Today has been another rich, full day in South Africa, and I absolutely must get to bed.  So, instead of a full post, I thought I would just pose five of the questions that I have been wrestling with most today, in light of what we have seen and done.

1.  We went to the District 6 Museum:  this is a museum commemorating the forced uprooting of the diverse, vibrant population in this particular areas of Cape Town, and then the demolishing that happened in order to make it a "White Group" area.  The question for me here is, How do you fix something like that?  Can you give people back the land, displacing others?  Can you pay people for having experienced something like that?  When a wrong is so egregious, how do you go forward?

2.  Then, we had a great conversation with Mary Burton, from the Truth and Reconciliation Committee, and the leader of Black Sash, an activist group made up of whites women, active in the eighties.  She had a very different take on forgiveness than Bishop Tutu does--she feels it was much rarer, and more incomplete, in a way, I think.  The picture is more sober through her eyes.  So, here, I was pushed to ask, Can there be a future without forgiveness--contra Tutu?  Maybe there needs to be--in too many cases, forgiveness just isn't possible....

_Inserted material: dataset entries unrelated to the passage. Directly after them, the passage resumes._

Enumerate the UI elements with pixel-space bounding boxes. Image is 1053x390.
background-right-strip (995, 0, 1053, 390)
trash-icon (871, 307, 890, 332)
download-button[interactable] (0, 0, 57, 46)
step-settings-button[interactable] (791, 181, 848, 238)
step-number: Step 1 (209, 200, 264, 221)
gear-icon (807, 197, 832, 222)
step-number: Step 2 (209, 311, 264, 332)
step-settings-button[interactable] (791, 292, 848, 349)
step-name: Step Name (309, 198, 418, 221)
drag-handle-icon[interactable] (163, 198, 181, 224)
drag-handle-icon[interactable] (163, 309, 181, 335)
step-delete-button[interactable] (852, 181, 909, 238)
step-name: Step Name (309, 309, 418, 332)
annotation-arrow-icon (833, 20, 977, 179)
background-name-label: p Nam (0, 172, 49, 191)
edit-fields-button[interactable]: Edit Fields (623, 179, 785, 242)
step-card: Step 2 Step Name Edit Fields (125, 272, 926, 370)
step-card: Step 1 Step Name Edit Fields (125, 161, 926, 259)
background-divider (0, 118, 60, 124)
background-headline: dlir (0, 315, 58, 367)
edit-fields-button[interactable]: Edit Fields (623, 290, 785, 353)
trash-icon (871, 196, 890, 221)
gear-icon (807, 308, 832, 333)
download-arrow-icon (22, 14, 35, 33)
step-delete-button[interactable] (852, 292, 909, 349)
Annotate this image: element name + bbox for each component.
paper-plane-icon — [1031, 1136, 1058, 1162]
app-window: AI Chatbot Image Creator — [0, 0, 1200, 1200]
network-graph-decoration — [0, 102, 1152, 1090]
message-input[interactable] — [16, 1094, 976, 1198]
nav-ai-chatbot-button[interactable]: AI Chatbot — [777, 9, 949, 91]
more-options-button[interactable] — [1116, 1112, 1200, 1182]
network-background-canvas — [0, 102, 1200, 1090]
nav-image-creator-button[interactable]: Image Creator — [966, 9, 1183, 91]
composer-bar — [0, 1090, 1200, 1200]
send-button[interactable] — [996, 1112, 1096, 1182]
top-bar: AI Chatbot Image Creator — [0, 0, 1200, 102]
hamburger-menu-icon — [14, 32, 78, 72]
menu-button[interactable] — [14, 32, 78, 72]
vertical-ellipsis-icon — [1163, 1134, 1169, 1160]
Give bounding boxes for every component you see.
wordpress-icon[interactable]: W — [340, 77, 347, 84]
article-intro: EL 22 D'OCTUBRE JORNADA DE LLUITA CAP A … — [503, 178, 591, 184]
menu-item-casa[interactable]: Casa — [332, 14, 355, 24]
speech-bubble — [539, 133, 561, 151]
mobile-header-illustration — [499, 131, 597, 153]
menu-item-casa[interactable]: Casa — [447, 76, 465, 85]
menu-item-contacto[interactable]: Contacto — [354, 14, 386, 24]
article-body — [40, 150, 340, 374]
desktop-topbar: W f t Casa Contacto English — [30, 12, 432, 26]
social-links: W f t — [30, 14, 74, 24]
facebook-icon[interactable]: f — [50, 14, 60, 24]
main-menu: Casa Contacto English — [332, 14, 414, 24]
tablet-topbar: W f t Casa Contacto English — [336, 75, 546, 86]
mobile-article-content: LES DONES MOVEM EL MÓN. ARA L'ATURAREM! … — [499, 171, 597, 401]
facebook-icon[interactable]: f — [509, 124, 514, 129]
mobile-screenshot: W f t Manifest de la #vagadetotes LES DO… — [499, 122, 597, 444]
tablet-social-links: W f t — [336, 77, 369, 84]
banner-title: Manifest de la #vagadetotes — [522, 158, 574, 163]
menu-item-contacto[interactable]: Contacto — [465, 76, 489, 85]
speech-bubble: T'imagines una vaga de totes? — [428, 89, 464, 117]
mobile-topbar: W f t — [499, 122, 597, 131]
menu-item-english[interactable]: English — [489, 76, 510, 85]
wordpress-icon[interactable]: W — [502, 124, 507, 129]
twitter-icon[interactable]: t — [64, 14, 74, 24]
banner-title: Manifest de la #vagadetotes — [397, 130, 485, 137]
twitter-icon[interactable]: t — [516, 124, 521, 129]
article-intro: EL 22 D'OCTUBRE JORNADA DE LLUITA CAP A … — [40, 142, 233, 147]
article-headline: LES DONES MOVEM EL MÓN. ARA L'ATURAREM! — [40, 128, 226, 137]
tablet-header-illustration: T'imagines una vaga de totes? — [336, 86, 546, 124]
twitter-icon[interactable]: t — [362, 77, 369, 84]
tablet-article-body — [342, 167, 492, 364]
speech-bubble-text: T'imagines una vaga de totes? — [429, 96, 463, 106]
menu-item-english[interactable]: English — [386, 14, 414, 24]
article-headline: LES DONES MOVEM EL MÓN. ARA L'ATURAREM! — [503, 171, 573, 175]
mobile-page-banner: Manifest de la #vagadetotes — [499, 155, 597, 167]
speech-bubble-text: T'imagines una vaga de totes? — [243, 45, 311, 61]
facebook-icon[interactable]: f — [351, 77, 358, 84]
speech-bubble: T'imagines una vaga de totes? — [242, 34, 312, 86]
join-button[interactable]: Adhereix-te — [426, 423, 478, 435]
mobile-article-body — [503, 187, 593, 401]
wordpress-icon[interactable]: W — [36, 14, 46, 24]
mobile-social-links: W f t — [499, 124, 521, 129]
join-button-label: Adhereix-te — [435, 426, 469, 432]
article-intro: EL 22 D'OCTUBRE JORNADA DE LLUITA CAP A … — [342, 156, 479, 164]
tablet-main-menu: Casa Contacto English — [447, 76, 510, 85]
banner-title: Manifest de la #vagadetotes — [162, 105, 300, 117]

3.  Then we went out to Robben Island--that was really something to see.  Our guide was a former prisoner there himself--his name was Kgotso Ntosoelengoe.  It was amazing to hear from someone who actually had been there with Mandela and could talk in the first person about the routine and what life was like.  So here, I couldn't help but wonder, what would I do in a situation like that--forced to work in a lime quarry, ruining my eyes doing completely meaningless labor?  What kind of men were these, that it brought out the best in them, and not the worst?  It's quite amazing, when you think about it.

Lots of other thoughts as well, about identity, an individual's perspective coming out of his/her own experiences--how that is and isn't "true"--and issues of land, and home, and a sense of belonging.  All of those were so tested by apartheid.